# Big crappie - still spawning



## Try'n Hard (Oct 23, 2008)

Caught 6 big ones Friday afternoon before Thursday's rain muddied my creek up. All caught on 1/16" monkey milk jigs fished 2'deep. Surprised they were all chock full of eggs. Look at the tails on those two. Both were tore up and one was a little bloody from fannin. As soon as the mud settled in and the creek started to rise the bite was over!
Both of these were over 15.5" and a little less than 2#


----------



## joebuck (Oct 1, 2007)

Attaboy!!! Nice job!


----------



## Jason (Oct 2, 2007)

A few slabs, you and momma will eat well!!!


----------



## Try'n Hard (Oct 23, 2008)

Jason said:


> A few slabs, you and momma will eat well!!!



We already did!!


----------



## stc1993 (Nov 23, 2014)

One of my favorite eatin' fish.


----------



## Try'n Hard (Oct 23, 2008)

cleaned and fried before dark!


----------



## hyco (Oct 24, 2008)

I'm here for ya tryin.
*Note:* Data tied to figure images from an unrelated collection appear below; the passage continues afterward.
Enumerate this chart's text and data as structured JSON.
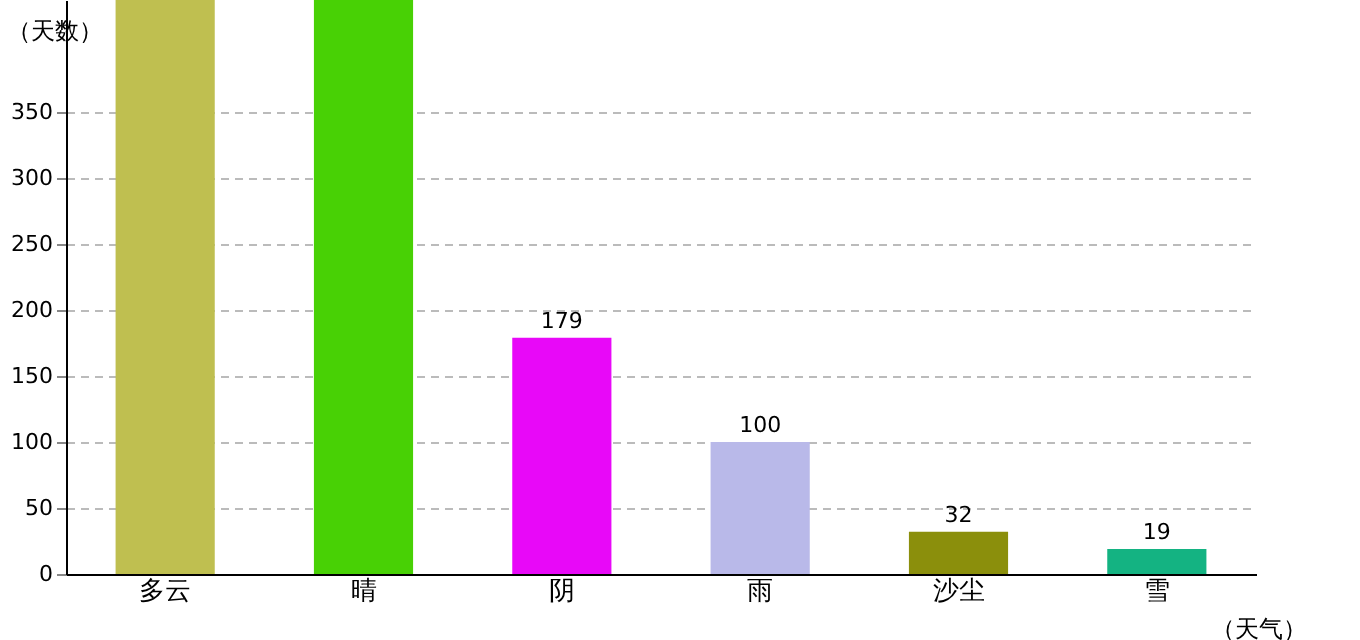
{
  "chart_data": {
    "type": "bar",
    "xlabel": "（天气）",
    "ylabel": "（天数）",
    "categories": [
      "多云",
      "晴",
      "阴",
      "雨",
      "沙尘",
      "雪"
    ],
    "values": [
      435,
      435,
      179,
      100,
      32,
      19
    ],
    "value_labels": [
      null,
      null,
      "179",
      "100",
      "32",
      "19"
    ],
    "colors": [
      "#bfbf50",
      "#48d105",
      "#e808f8",
      "#b9b9e9",
      "#8b8f0c",
      "#14b382"
    ],
    "ylim": [
      0,
      435
    ],
    "yticks": [
      0,
      50,
      100,
      150,
      200,
      250,
      300,
      350
    ],
    "grid": "y"
  }
}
Good job!!


----------



## lettheairout (Mar 11, 2008)

Not as pretty as the other post we all on but hey what do you expect. 

somewhere in a tree


----------



## JoeyWelch (Sep 25, 2009)

Get em Tryin!!


----------



## jcoss15 (Oct 11, 2010)

Fine crappie!


----------



## JoeyWelch (Sep 25, 2009)

Tryin where is your place om the Alabama?


----------



## dustyflair (Nov 11, 2011)

I got some awsome jigs I will share with you for a fishin trip. All I do is single pole jig. Don't own a boat.


----------



## GROUPERKING (Sep 28, 2011)

Some fine crappie there Try'n !


----------